Most Okinawans consume a vegetable and tofu-based, lean, clean, and light diet. They eat nutritious, and low-calorie meals combined with various soy dishes. This diet helps them to stay healthy, and fit. Avoiding heavy meats, as well as fats, sugar and altogether processed food supports a fight against cancer, heart diseases, and also obesity. Metabolism boosting green tea is heavily included in the daily diet. They also consume lots of ginger, mugwort, various herbs, and chilies.

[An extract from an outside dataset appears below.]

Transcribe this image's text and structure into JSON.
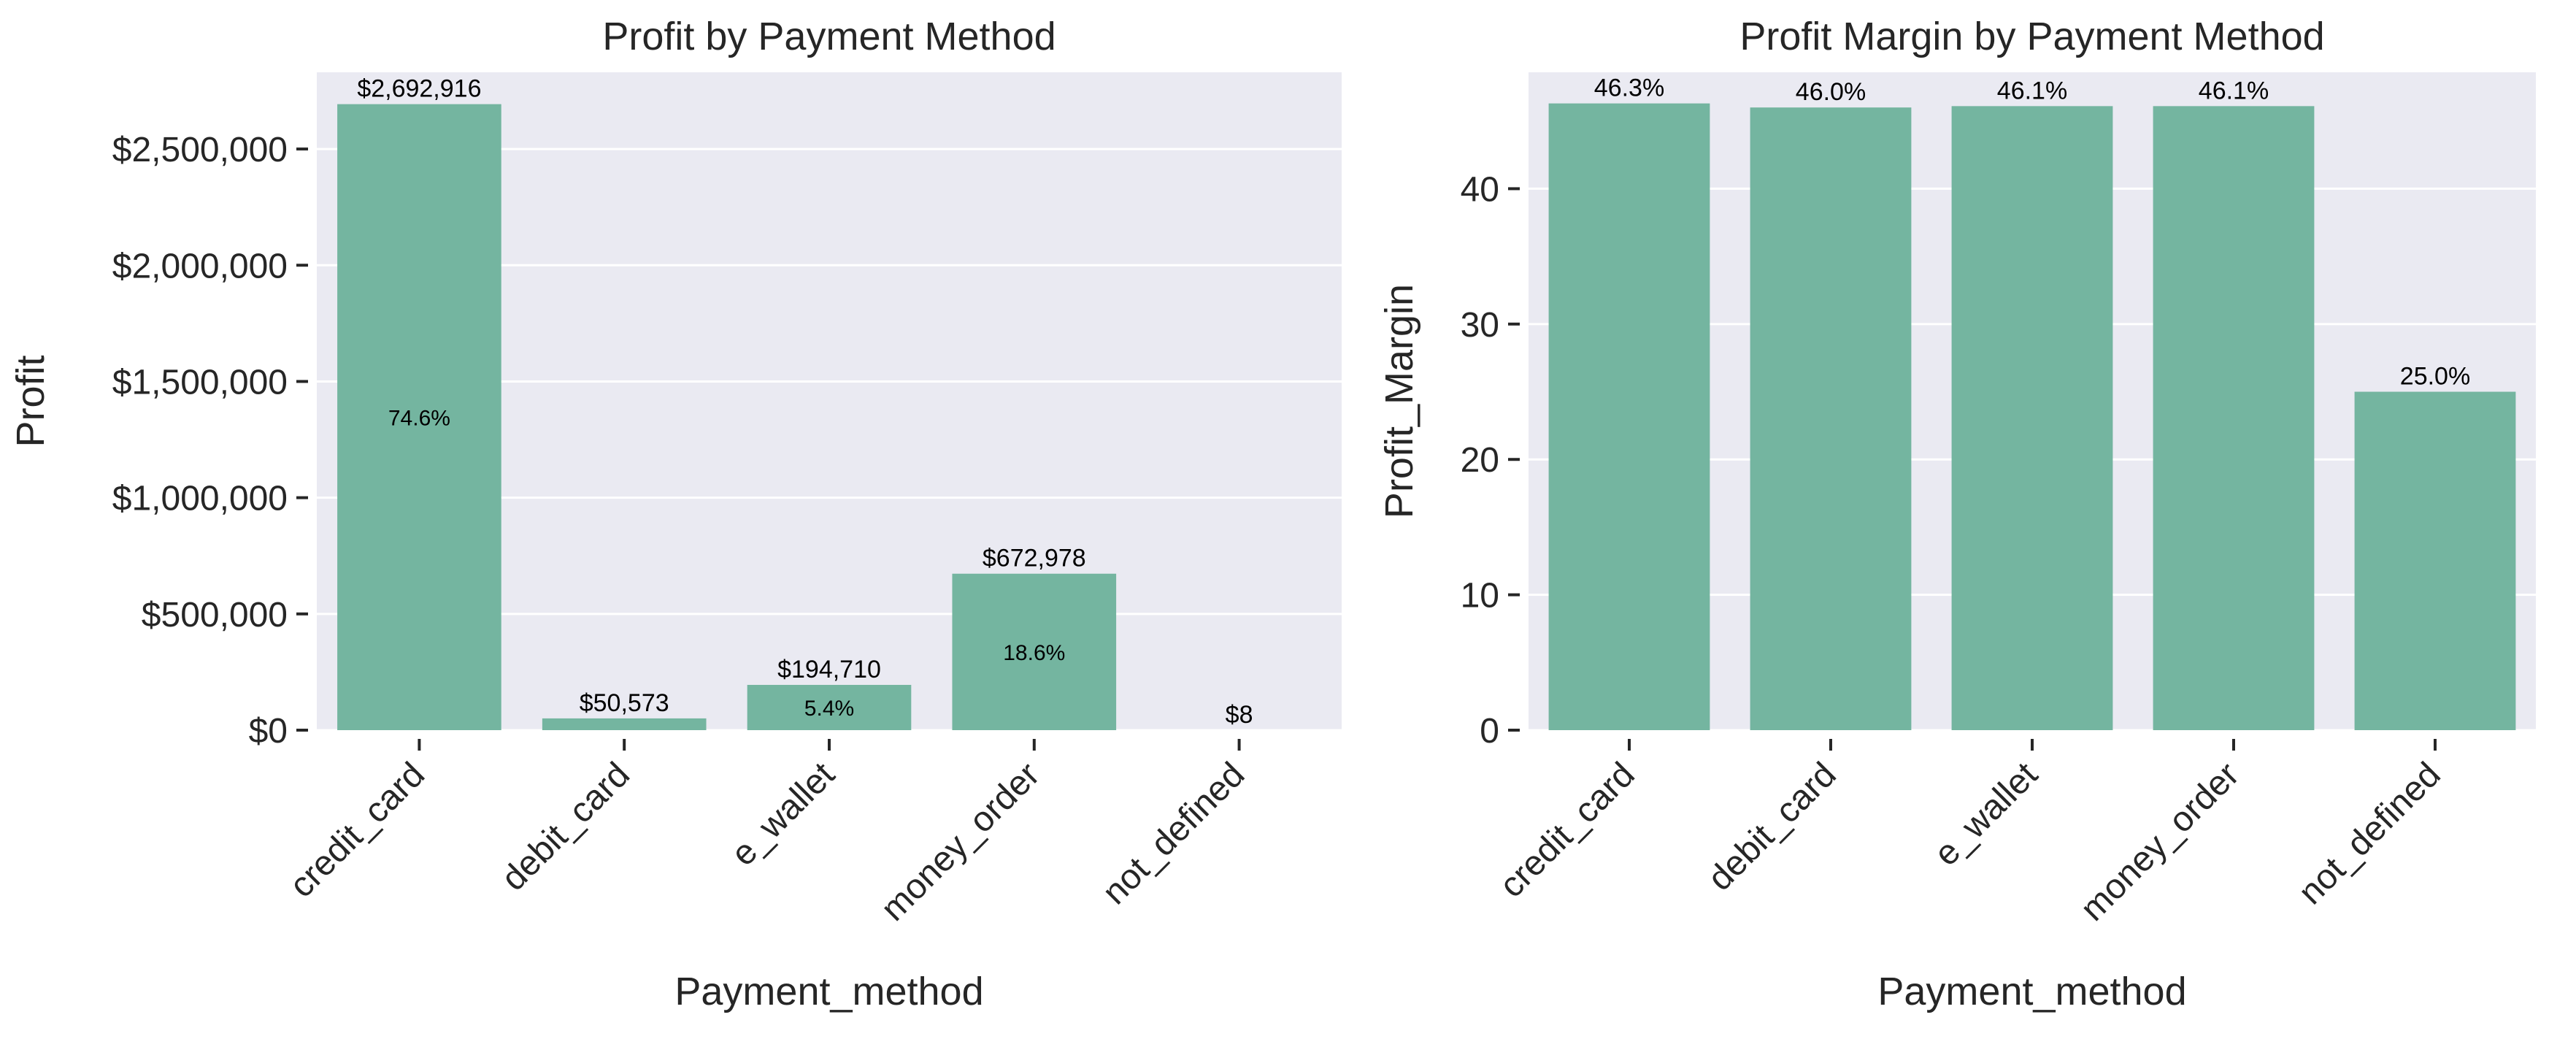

Besides eating light and healthy, Okinawan believe in the power of exercise. They build their daily rituals through walking, dancing, and gardening. They spend a substantial amount of time in the outside breathing in fresh air and enjoying the positive benefits of sunshine. With regular access to sunshine and exercise, they are healthier, with stronger bones, higher vitamin levels and in a brighter mood.

Life in Okinawa isn’t necessarily a walk in the park. Although I managed to paint a very bright and easy looking picture of it. It has a strangled, and dark past, that Okinawan manage to leave in the past where it belongs. They focus instead on the simple pleasures of the now.

What we take away from this culture, from one of the very few places located in the Blue Zone, is that life quality should not be measured but fortune and fame. Rather fostering quality of relationships, finding peace of mind in simple everyday acts, and living an activemeaningful life.